Et quand j’en serai là, recouverte de fourrure, me mettant à hurler,
grattant aux portes de vos oreilles :
peu importe qui je prétends être
ou combien je vous aime,
tournez la clé. Barrez la fenêtre
La femme de lettres canadienne Margaret Atwood (née en 1939) fut longtemps connue principalement pour ses romans de science-fiction et d’anticipation portant sur des thématiques encore d’actualité aujourd’hui : la condition féminine, les épidémies, l’écologie... Le succès de l’adaptation de son roman publié en 1985, La Servante Ecarlate (The Handmaid’s Tale), en une série télévisée éponyme diffusée entre 2017 et 2025, entraîna un intérêt accru pour l’ensemble de ses écrits - y compris ceux n’appartenant pas aux genres auxquels elle doit initialement sa notoriété.
Son travail de poète, qu’elle poursuit pourtant depuis le début de sa carrière littéraire dans les années 60, demeure néanmoins beaucoup moins connu du grand public. C’est d’autant plus vrai en ce qui concerne les francophones, car parmi la quinzaine de recueils de poèmes dont elle est l’autrice, moins de la moitié ont été traduits en français – qui plus est avec un tirage limité. Ce n’est qu’à partir de 2020 et à la sortie de l’anthologie Laisse-moi te dire, uniquement publiée en français et qui rassemble des poèmes de jeunesse parus à l’origine dans différents recueils, que les lecteurs francophones peuvent vraiment découvrir cette facette de son œuvre.
La même année, Atwood publie un nouveau recueil baptisé Dearly: New Poems, qui a pour sa part les honneurs d’une traduction dans la langue de Molière deux ans plus tard, sous le titre Poèmes tardifs.
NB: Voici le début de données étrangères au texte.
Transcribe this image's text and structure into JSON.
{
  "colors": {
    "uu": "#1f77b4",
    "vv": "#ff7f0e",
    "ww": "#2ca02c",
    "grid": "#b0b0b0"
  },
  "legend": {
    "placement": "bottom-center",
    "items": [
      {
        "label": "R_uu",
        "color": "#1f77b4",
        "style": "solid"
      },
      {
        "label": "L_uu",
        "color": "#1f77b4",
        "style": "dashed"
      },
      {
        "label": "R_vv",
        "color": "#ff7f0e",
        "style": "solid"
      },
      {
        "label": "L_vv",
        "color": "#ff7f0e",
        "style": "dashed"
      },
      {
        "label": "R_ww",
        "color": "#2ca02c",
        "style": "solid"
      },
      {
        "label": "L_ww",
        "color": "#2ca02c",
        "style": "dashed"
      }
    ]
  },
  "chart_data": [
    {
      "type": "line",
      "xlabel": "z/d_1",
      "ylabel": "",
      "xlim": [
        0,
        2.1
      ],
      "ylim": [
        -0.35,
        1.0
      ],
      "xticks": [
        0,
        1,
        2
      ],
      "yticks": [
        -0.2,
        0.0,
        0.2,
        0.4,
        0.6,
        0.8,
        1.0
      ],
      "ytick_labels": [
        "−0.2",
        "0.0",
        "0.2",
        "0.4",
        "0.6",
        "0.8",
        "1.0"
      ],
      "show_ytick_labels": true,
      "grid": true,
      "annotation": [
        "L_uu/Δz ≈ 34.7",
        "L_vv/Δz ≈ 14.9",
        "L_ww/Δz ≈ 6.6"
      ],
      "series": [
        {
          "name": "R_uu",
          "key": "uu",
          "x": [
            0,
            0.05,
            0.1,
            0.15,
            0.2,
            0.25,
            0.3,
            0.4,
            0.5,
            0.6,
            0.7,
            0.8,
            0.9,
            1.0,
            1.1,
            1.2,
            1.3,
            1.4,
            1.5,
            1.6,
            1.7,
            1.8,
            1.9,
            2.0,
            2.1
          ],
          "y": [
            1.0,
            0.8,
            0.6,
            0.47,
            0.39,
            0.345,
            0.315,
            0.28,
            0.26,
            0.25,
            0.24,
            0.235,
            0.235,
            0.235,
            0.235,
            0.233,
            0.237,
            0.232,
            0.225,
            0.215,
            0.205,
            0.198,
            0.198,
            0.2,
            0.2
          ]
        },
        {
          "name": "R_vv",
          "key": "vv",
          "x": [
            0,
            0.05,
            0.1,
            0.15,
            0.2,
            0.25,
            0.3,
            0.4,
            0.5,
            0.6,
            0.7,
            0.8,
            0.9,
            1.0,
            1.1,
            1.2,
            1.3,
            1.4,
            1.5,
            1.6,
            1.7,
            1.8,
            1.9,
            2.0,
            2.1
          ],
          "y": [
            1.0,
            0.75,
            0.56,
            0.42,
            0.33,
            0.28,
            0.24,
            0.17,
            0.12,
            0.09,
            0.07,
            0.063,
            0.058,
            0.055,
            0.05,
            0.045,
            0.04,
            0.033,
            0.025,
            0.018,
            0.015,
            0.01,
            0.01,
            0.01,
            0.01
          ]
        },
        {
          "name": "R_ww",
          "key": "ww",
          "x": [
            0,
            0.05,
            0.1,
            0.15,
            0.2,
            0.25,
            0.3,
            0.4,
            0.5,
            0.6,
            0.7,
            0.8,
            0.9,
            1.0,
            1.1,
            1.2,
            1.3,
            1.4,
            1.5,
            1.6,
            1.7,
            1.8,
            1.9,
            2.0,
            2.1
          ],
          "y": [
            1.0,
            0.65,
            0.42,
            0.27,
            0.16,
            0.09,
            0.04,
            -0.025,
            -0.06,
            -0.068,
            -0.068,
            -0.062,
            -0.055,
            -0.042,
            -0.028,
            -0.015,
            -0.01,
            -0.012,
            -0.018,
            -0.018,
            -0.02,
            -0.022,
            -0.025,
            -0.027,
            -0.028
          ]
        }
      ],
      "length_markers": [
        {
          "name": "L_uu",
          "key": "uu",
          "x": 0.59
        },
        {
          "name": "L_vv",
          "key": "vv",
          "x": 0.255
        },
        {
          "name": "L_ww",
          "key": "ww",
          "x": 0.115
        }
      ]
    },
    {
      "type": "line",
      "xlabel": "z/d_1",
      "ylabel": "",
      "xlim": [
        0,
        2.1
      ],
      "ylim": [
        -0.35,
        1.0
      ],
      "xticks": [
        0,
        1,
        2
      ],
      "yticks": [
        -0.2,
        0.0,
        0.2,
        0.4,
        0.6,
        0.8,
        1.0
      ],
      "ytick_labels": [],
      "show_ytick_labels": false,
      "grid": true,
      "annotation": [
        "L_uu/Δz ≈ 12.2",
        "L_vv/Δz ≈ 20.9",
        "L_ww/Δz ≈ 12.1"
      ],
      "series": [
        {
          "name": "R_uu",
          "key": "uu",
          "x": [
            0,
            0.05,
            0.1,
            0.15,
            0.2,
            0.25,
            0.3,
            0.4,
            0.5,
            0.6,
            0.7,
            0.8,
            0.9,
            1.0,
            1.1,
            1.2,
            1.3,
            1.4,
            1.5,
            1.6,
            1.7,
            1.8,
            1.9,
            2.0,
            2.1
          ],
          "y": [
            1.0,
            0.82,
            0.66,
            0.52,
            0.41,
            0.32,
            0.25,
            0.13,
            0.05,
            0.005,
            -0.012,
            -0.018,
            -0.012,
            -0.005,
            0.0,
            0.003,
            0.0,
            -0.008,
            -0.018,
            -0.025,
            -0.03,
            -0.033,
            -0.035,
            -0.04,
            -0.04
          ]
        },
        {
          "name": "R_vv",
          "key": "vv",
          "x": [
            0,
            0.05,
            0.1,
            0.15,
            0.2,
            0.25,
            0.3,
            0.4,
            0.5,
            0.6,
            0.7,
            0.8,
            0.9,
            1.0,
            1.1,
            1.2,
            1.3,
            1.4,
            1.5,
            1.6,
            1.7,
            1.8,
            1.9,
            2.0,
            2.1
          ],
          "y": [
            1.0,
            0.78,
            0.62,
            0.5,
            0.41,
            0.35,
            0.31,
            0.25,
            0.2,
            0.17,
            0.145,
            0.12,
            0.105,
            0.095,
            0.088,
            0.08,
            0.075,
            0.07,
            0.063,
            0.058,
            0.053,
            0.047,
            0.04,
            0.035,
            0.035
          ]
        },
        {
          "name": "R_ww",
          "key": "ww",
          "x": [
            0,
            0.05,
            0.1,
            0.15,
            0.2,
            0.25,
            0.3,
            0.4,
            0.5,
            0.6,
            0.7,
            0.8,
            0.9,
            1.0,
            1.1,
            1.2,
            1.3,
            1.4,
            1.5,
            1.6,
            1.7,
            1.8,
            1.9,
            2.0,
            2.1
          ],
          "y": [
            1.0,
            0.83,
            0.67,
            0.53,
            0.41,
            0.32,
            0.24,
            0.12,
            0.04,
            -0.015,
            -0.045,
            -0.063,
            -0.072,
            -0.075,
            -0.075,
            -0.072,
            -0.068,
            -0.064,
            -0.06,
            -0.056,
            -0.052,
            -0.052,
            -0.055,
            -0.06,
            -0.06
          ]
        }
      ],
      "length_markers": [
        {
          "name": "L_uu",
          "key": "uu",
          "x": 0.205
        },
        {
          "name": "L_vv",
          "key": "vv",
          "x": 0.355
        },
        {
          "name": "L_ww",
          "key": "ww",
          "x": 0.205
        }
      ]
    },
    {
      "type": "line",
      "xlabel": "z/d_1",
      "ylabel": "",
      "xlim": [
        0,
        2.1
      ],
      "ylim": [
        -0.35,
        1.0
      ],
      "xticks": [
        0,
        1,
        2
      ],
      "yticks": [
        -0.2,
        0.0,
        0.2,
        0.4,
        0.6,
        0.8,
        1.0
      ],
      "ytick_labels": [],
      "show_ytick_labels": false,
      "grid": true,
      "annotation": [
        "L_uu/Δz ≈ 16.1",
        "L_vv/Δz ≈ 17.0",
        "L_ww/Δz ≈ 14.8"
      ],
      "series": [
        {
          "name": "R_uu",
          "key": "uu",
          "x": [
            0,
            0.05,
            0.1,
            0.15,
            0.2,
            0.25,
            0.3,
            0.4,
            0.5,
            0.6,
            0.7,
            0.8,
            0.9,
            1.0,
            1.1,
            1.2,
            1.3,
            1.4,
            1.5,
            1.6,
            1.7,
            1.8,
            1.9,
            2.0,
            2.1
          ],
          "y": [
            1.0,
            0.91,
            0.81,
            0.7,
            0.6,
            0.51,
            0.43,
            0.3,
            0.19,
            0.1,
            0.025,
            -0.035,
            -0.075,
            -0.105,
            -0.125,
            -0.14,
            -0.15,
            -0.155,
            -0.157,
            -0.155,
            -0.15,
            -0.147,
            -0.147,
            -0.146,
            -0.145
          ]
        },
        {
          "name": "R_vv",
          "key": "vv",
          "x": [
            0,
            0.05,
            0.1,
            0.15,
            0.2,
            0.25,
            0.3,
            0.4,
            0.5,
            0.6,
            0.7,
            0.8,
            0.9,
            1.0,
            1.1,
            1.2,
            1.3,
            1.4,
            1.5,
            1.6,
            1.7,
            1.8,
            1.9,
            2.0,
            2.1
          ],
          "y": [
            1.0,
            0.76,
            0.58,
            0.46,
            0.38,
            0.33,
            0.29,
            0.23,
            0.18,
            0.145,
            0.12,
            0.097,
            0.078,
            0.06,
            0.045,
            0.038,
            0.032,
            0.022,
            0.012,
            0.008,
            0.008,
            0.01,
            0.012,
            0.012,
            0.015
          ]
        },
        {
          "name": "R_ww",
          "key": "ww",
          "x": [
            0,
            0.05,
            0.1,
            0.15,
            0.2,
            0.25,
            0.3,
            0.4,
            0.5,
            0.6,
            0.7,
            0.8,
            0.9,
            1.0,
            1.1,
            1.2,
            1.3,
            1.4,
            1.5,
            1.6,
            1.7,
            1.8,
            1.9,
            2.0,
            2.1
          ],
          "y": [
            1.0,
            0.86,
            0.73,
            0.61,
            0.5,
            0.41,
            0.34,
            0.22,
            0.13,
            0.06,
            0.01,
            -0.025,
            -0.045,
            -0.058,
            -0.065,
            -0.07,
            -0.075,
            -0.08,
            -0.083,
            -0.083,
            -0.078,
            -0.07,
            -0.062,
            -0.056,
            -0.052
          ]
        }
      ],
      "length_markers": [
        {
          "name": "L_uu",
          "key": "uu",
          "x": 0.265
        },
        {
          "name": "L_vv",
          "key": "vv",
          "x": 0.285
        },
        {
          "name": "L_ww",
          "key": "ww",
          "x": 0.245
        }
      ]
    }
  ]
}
C’est dans cet ouvrage que figure « Chat Fantôme » (« Ghost Cat », en version originale), un texte qui aborde un sujet peu exploré dans la poésie, et même dans la littérature en général : la démence chez les animaux.
L’autrice y présente les comportements inhabituels de son chat, dont les capacités cognitives se sont dégradées avec l’âge. Comme n’importe quel humain souffrant du même mal, le petit félin se retrouve alors confronté à la perte de son identité.
« Chat Fantôme » n’est pas un poème sur les chats en tant qu’espèce : Atwood n’entend pas y énoncer des vérités générales à leur sujet, comme c’est très souvent le cas dans les poèmes avec des animaux. Au contraire, elle s’intéresse ici à ce qui fait la singularité de son propre compagnon, pour mieux le présenter comme un être unique ayant sa personnalité propre.